Audiences, New Media, and Daily Life
Published February 14th 2011 by Routledge – 208 pages
The early years of the twenty-first century have seen dramatic changes within the television industry. The development of the internet and mobile phone as platforms for content directly linked to television programming has offered a challenge to the television set’s status as the sole domestic access point to audio-visual dramatic content. Viewers can engage with ‘television’ without ever turning a television set on.
Whilst there has already been some exploration of these changes, little attention has been paid to the audience and the extent to which these technologies are being integrated into their daily lives. Focusing on a particular period of rapid change and using case studies including Spooks, 24 and Doctor Who, Transmedia Television considers how the television industry has exploited emergent technologies and the extent to which audiences have embraced them. How has television content been transformed by shifts towards multiplatform strategies? What is the appeal of using game formats to lose oneself within a narrative world? How can television, with its ever larger screens and association with domesticity, be reconciled with the small portable, public technology of the mobile phone? What does the shift from television schedules to online downloading mean for our understanding of ‘the television audience’? Transmedia Television will consider how the relationship between television and daily life has been altered as a result of the industry’s development of emerging new media technologies, and what ‘television’ now means for its audiences.
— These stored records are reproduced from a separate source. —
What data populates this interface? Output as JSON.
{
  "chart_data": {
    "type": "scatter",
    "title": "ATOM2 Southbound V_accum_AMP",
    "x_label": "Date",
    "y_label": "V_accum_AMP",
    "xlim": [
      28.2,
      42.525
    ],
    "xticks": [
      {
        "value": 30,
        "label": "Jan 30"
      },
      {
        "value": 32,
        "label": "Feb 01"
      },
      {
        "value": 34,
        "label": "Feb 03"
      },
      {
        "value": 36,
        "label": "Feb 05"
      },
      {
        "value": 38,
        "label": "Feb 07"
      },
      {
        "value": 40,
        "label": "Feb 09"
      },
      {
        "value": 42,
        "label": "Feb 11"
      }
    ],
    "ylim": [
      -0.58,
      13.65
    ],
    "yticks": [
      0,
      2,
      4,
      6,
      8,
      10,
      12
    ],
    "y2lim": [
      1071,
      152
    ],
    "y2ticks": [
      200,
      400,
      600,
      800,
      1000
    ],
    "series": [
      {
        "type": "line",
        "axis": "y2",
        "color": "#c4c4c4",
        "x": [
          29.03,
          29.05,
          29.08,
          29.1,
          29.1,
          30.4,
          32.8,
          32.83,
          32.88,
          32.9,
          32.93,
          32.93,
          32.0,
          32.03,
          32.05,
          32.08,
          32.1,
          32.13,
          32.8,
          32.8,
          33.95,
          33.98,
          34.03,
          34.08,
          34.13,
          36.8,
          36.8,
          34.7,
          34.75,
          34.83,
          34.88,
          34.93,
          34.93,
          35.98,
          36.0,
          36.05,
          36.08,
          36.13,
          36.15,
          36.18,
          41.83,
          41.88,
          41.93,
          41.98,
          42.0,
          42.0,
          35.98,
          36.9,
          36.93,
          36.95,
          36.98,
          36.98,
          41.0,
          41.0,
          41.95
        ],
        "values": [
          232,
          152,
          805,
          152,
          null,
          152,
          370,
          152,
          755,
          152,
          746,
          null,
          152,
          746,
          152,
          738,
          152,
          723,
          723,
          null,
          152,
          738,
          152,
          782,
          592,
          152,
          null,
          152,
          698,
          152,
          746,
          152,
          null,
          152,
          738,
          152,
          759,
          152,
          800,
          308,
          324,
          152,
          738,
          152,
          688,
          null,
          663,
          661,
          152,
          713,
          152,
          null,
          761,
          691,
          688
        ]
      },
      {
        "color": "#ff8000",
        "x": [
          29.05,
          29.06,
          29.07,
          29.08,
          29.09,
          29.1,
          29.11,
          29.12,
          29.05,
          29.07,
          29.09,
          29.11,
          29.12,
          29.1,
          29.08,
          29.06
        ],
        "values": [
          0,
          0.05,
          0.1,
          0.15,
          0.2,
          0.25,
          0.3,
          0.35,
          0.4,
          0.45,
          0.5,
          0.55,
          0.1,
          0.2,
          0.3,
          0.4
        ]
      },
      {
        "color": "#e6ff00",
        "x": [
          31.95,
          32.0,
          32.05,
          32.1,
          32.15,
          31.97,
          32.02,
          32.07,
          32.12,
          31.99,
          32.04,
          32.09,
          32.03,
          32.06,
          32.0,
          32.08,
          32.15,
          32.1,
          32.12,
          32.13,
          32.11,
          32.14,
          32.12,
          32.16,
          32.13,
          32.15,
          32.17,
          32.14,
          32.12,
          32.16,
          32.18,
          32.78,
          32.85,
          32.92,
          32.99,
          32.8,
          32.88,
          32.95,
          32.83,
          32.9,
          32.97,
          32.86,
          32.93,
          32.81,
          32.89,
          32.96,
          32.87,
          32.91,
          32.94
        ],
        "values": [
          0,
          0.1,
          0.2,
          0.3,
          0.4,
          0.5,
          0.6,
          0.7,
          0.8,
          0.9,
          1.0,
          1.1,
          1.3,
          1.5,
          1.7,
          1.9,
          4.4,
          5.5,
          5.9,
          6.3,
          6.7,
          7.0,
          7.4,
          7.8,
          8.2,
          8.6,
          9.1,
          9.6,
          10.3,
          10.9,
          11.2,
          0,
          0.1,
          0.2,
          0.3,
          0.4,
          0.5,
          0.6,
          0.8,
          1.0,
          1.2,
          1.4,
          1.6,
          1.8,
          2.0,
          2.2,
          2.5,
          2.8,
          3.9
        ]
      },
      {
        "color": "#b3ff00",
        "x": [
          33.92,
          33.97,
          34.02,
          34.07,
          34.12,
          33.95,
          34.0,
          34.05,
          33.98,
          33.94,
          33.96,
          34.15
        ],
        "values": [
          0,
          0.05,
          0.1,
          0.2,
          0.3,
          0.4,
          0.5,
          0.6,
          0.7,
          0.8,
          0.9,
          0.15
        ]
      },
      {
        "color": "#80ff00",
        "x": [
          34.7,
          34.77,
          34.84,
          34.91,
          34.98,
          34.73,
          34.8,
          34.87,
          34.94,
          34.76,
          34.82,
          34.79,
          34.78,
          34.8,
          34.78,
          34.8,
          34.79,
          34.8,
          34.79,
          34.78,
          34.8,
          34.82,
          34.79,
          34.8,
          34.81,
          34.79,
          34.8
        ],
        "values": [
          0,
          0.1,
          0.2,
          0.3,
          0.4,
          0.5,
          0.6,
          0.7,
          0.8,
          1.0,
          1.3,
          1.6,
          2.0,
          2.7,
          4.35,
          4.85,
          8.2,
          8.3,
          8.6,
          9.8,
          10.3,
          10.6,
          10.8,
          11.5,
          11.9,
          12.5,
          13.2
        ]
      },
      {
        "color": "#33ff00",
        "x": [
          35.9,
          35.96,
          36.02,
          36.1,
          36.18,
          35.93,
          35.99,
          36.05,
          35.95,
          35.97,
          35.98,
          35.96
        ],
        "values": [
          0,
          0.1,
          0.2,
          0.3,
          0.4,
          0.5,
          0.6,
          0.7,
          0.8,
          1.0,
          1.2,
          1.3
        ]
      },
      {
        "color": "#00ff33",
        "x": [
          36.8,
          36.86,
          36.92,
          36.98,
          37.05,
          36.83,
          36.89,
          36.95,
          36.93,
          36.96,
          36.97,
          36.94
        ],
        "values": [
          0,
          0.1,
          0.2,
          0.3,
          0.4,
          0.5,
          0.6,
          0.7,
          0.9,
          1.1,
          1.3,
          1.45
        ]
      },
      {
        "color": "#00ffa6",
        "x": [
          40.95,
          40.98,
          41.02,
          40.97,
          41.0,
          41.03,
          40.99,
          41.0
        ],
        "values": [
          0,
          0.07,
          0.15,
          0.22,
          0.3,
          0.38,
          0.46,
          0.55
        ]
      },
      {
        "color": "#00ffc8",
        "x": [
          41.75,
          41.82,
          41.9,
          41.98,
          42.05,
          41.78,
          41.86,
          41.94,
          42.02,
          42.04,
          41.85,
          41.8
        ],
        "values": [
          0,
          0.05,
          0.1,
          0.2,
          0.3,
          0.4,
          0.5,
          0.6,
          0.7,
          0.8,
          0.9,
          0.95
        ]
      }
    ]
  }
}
Introduction Part I Understanding Transmediality 1. Transmedia Storytelling: A Historical Perspective 2. Transmedia Engagement: The Internet and Mobile Phone as Alternatives to the Television Set 3. Transmedia Audiences: The Consequences of Emergence Part II Audiences for Emergent Transmedia Drama 4. Spooks Gaming: Immersion and Agency 5. 24: Conspiracy and Mobile Television: Immersion and Immediacy 6. 4OD as Television Archive: Agency, Immediacy and the Transmedia Audience 7. Conclusion: What’s Wrong With Television?
Elizabeth Jane Evans is lecturer in Film and Television Studies in the Department of Culture, Film and Media at the University of Nottingham. She has previously published in Media, Culture and Society and Participations.